Sejarah Internet di Indonesia
Internet merupakan jaringan komunikasi yang dapat menghubungkan suatu media elektronik dengan media elektronik lainnya.
Cikal bakal internet dibentuk melalui proyek ARPANET singkatan dari Advenced Research Project Agency oleh Departemen Pertahanan Amerika pada tahun 1969.
Internet didukung dengan standar teknologi yaitu Transmission Control Protocol atau yang disebut dengan TCP. Departemen Pertahanan AS mendemostrasikan hardware dan software untuk komputer dengan menggunakan UNIX. Sehingga dapat berkomunikasi dengan jarak jauh menggunakan saluran telepon.
- Tahun 1980
- Tahun 1990
Sejarah internet di Indonesia pun dimulai sejak awal tahun 1990-an, dimana jaringan internet di Indonesia lebih dikenal sebagai paguyuban network. Berawal dari mailing list pertama, yaitu indonesians@janus.berkeley.edu, diskusi – diskusi antar teman mahasiswa Indonesia yang mengenyam pendidikan di luar negeri.

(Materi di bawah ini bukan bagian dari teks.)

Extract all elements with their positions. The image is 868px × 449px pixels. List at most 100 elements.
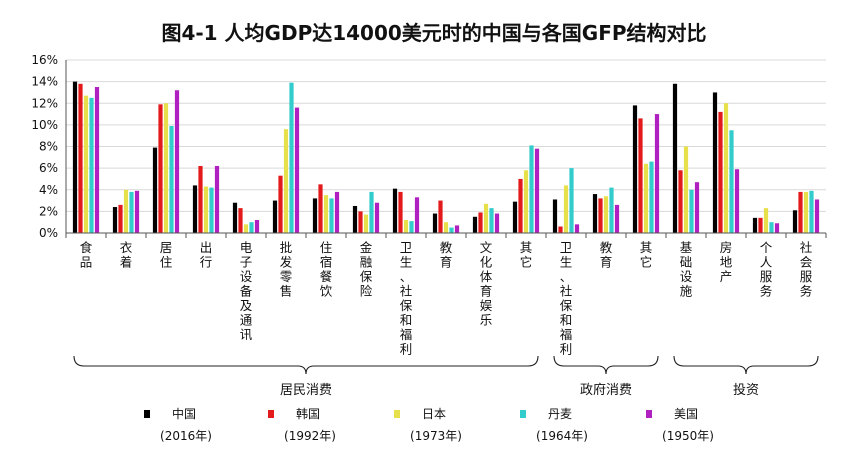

Pola dari mailing list ini terus berkembang, terutama di host server ITB dan egroups.co. Mailing list ini akhirnya menjadi salah satu sarana yang sangat strategis dalam pembangunan komunitas internet di Indonesia.
Pada awal 1990-an, komunikasi antara Onno W. Purbo (YC1DAV/VE3) yang waktu itu berada di Kanada dengan rekan – rekan amatir radio di Indonesia dilakukan melalui jaringan amatir radio ini. Dengan peralatan PC/XT dan walkie-talkie dengan band 2 meter, komunikasi antara Indonesia – Kanada terus dilakukan dengan lancar melalui jaringan amatir radio.
- Tahun 1994 - 1995
Sekitar tahun 1994 mulai beroperasi IndoNet yang merupakan ISP komersial pertama di Indonesia. Kemudian berkembang lebih lanjut di tahun 1995 dengan beberapa BBS (Bulletin Board System) di Indonesia yang menyediakan jasa akses Telnet ke luar negeri. Dengan memakai remote browser Lynx di Amerika Serikat, maka pemakai Internet di Indonesia bisa akses Internet HTTP (Hypertext Transfer Protocol).
Akhirnya, akses internet Indonesia terus berkembang dengan seiringnya waktu. Indonesia dapat dibilang mengikuti perkembangan teknologi informasi dan komunikasi sampai sekarang ini. Menurut APJII (Asosiasi Penyelenggara Jasa Internet Indonesia), lembaga yang dapat memperkirakan pengguna internet, pengguna internet di Indonesia sampai tahun 2014 mencapai sekitar 88,1 juta dan itu diperkirakan terus meningkat karena diiringi teknologi mobile yang semakin canggih dan juga terjangkau.
Tentunya dengan adanya internet memudahkan manusia dalam menemukan informasi dan solusi di berbagai aspek kehidupan. Kehadiran internet memberikan dampak positif jika digunakan dengan baik dan sesuai kebutuhan.